2 papers in the library · 14 citations · publishing 2025
People with major depressive disorder show widespread damage to the brain's white matter, particularly in fibers connecting different regions. A two-week treatment with intravenous esketamine (0.25 mg/kg) effectively reduced depression, anxiety, and suicidal thoughts and improved cognitive function in 20 patients compared to 20 healthy controls. However, brain scans revealed that the damaged white matter did not recover during this short treatment period. The degree of damage in certain projection fibers was linked to the severity of anxiety and suicidal ideation. The study lacked a placebo control and many patients also took sertraline, making it difficult to isolate esketamine's specific effects on the brain.

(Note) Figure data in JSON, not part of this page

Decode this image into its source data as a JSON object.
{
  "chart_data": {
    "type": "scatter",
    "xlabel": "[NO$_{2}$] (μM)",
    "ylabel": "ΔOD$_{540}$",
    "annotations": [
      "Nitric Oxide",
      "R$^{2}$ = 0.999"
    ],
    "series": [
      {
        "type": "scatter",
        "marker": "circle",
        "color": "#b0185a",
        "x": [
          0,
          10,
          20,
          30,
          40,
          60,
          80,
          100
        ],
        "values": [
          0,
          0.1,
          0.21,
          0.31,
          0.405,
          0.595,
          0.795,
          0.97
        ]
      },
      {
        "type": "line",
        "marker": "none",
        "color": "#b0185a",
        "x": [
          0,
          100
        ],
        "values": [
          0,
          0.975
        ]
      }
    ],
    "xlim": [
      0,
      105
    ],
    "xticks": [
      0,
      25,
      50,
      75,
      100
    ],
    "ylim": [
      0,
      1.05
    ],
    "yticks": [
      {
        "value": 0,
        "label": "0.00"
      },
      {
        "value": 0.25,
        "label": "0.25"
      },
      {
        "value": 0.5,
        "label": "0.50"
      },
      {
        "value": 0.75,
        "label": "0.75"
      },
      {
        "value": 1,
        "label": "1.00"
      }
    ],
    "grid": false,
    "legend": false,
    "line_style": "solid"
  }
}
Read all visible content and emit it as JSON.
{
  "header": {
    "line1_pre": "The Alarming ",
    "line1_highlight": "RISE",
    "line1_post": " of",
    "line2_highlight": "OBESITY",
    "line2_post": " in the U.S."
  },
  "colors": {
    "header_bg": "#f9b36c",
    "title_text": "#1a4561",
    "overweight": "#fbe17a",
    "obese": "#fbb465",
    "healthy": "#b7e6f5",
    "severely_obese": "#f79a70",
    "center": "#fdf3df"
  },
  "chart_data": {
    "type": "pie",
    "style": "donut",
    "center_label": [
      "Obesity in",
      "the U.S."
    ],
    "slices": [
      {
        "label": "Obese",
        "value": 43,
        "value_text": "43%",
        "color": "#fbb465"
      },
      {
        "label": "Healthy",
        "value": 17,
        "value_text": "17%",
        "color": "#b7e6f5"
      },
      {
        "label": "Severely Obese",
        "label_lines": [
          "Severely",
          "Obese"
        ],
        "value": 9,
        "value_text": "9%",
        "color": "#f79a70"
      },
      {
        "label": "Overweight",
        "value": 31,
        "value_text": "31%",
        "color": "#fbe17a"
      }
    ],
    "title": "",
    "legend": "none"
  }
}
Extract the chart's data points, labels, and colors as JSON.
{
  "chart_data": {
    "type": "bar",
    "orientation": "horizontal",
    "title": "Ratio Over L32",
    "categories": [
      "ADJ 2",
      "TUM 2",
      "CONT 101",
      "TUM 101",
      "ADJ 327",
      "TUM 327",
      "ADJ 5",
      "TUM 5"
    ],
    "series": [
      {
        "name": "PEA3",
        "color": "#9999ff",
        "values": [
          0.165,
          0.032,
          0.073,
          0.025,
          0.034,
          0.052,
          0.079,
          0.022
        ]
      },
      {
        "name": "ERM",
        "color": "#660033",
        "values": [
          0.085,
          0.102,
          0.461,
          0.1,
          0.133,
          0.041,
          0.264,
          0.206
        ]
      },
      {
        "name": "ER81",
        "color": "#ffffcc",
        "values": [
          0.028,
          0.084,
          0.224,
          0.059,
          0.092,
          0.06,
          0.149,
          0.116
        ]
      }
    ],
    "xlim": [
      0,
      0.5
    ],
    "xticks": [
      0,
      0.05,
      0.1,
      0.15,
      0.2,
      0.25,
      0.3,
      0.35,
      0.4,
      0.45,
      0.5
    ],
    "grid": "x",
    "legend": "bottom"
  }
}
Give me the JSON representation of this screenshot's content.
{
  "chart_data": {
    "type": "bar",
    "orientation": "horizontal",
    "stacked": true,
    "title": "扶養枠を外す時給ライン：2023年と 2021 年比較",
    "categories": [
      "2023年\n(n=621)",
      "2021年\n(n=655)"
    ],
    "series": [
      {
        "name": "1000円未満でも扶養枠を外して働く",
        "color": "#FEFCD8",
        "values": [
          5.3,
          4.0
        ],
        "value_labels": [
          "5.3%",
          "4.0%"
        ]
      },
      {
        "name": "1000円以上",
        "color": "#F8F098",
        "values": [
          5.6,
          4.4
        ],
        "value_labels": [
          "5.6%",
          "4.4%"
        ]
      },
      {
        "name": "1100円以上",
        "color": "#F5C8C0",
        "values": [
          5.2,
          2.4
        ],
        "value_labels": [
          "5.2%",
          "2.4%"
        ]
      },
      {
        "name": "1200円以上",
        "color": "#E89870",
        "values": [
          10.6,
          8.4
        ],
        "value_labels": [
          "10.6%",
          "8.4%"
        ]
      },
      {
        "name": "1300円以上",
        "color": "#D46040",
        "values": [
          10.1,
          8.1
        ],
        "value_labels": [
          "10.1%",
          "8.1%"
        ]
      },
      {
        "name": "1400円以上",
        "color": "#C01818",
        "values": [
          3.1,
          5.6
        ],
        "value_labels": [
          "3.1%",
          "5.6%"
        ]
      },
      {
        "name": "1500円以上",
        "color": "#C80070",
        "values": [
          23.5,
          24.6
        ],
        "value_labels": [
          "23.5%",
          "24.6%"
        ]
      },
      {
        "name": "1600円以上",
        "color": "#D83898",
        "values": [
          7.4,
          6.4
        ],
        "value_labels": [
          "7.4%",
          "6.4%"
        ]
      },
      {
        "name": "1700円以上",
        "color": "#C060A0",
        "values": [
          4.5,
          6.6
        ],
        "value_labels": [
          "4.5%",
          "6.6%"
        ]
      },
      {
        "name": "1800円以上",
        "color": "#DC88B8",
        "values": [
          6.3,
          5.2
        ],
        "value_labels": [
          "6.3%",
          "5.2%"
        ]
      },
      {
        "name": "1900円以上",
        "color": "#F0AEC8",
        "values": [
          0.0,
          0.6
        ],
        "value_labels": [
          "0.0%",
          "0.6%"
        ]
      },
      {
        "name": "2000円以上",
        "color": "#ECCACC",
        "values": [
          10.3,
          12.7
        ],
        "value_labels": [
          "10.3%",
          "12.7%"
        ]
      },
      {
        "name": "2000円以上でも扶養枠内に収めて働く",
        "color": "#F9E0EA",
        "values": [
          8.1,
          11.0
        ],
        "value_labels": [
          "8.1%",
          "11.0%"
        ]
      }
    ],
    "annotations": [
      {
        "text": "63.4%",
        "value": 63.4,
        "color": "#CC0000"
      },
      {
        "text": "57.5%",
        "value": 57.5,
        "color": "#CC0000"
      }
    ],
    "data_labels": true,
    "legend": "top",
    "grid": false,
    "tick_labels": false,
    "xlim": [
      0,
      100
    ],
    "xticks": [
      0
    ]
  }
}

In 29 patients with major depressive disorder, six intravenous infusions of esketamine led to significant reductions in depression, anxiety, and suicidal ideation scores, along with improved cognitive scores. After two weeks, functional connectivity between the right caudal hippocampus and the left cerebellum, precuneus, and middle temporal gyrus increased. The connectivity between the right caudal hippocampus and left middle temporal gyrus negatively correlated with cognitive scores. The altered hippocampal connectivity may reflect esketamine's regulatory mechanism on depressive symptoms, involving the default network and cortico-cerebellar loop.